Amargamente feliz e paciente sorriu ao assistir a cena do filho puxando os cabelos da avó. Chuva... Chuva... e mais chuva. Trovões, relâmpagos e vento, agora todos mais aflitos vislumbravam o trauma que lançava castigados corações ao pleno desespero.

A chuva iniciou um novo protesto. Torrente, ela impregnava a terra com sua existência e inundava a alma de todos que a observavam com respeito e temor. A energia elétrica voltara. O irmão de Roberto levantou-se, o banheiro, como de costume não procurou, abriu a porta lateral e novamente fez...

Murchavam-se as folhas, impregnava-se o odor. Roberto sempre buscou esquecer aquela cena que dias e dias repugnava sua educação, consternava seu bom senso e afrontava sua higiene.

Chuva... chuva ...chuva... Limpamos ao menos nossos corpos e não as almas.

... Almas não se limpam deste modo.

Ela, a chuva, continuava gotejando, agora um tanto mais forte que umedecia a estátua e o espelho que ornavam a entrada para os quartos. Um relâmpago clareou a mente de Roberto, apagando rapidamente os sentidos.

Após o breve transe pelo qual havia passado, buscou ainda um embrião vivo em seus pensamentos, mas segurou os sentidos, e somente assim a inércia mental dissipou-se exatamente como surgiu: do nada, por nada e em nada. O filho chorava baixinho dando um tom melancólico à melodia que o rádio replicava sem qualquer vestígio de instrumentos na triste canção que com voz... somente rouca voz pronunciava:

Last night I heard screaming

Loud voices behind the wall

Another sleepless night for me

It won’t do no good to call

The police

Always come late

if they come at all

And when they arrive

They say they can’t interfere

With domestic affairs

Between a man and his wife

And as they walk out the door

The tears well up in her eyes

Last night I heard the screaming

Then a silence that chilled my soul

I prayed that I was dreaming

When I saw the ambulance in the road

And the policeman said

“I’m here to keep the peace

Will the crowd disperse

I think we all could use some sleep”

Suspirou pesadamente, emoção igual já havia sentido, mas desta vez o ar quente que provém do nariz quando se está prestes a chorar, aqueceu seu corpo por inteiro, mesmo tomado pela fria brisa que adentrava juntamente com as partículas da chuva que até então não cessara. Sim, o rádio ainda sonorizava a harmonia das palavras pronunciadas de dantes.
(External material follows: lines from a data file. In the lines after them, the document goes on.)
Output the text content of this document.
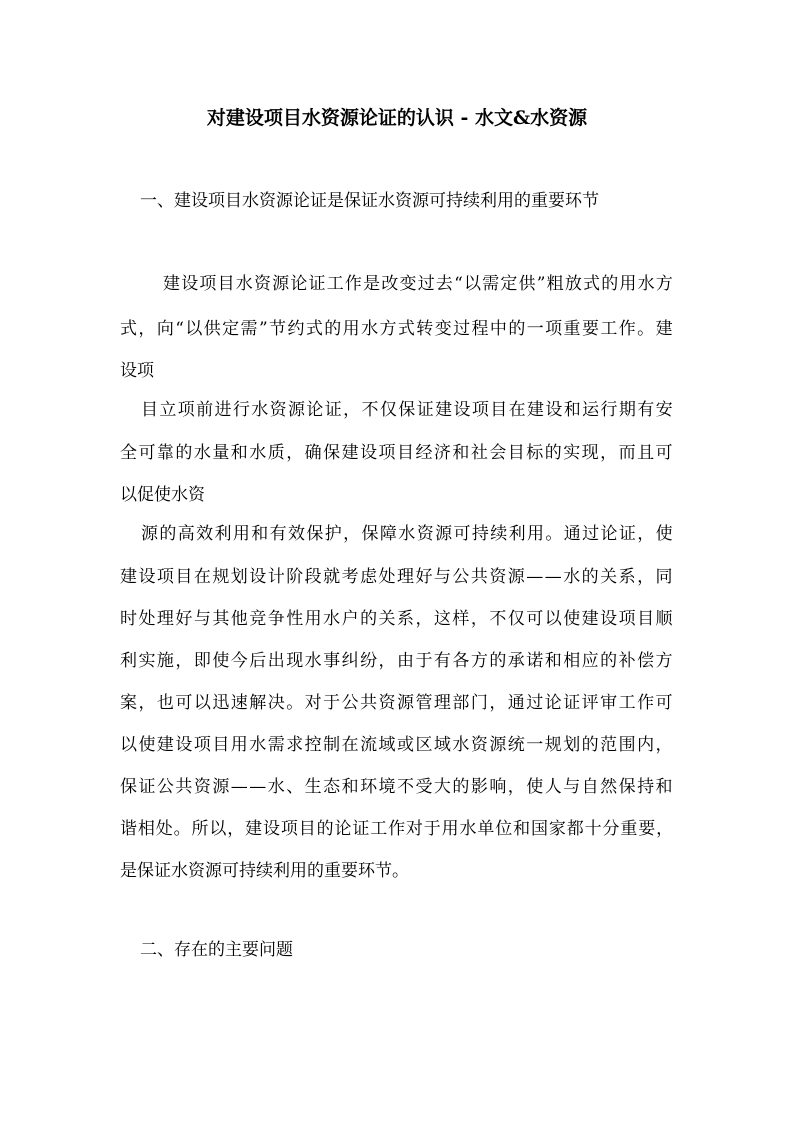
对建设项目水资源论证的认识 - 水文&水资源
一、建设项目水资源论证是保证水资源可持续利用的重要环节
建设项目水资源论证工作是改变过去“以需定供”粗放式的用水方
式，向“以供定需”节约式的用水方式转变过程中的一项重要工作。建
设项
目立项前进行水资源论证，不仅保证建设项目在建设和运行期有安
全可靠的水量和水质，确保建设项目经济和社会目标的实现，而且可
以促使水资
源的高效利用和有效保护，保障水资源可持续利用。通过论证，使
建设项目在规划设计阶段就考虑处理好与公共资源——水的关系，同
时处理好与其他竞争性用水户的关系，这样，不仅可以使建设项目顺
利实施，即使今后出现水事纠纷，由于有各方的承诺和相应的补偿方
案，也可以迅速解决。对于公共资源管理部门，通过论证评审工作可
以使建设项目用水需求控制在流域或区域水资源统一规划的范围内，
保证公共资源——水、生态和环境不受大的影响，使人与自然保持和
谐相处。所以，建设项目的论证工作对于用水单位和国家都十分重要，
是保证水资源可持续利用的重要环节。
二、存在的主要问题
A chuva? A chuva cessou. Repetiram-se frases, fragmentaram-se sentimentos, mas continuaram os problemas, tormentos e lamúrias. Findavam os pensamentos quando um outro relâmpago mostrou com seu brilho o céu, apresentando a realidade de tudo o que Roberto queria e desejava, e por tempos o lançava num mundo de desilusão.

A alvorada seguinte mostrava-se singular. O sol, mais radiante que nunca, não ardia em virtude da brisa amena que beijava as folhas das árvores, e secava as roupas nos varais. Estavam todos já acordados, Roberto tomou o filho no colo e dirigiu-se à frente da casa. Enraizou-se ao pé do frondoso e imponente cinamomo que agora apenas sorria ao leve vento, diferente da noite passada. O inocente, com os minúsculos e frágeis dedos, arranhava a áspera e grossa casca do virtuoso caule do dito cinamomo. O pai sentiu no peito algo entre um aperto melancólico e uma felicidade radiante, tão radiante quanto o sol que os iluminava; não se sabe ao certo qual das duas sensações mais forte apresentou-se. O garoto ainda arranhava a árvore, mas também grunhia e balbuciava o dialeto de sua condição perante os adultos. Roberto fixou com inércia seus olhos no nada, porém discerniu a linguagem de encantamento do pequeno ser diante do mundo por ele poucas vezes visto, tendo em conta que em raros momentos traziam o menino para fora, pensando de forma errônea, que assim poderiam o livrar do sofrimento vislumbrado por todos naquela casa quando do acontecimento trágico que sucedera tempos atrás.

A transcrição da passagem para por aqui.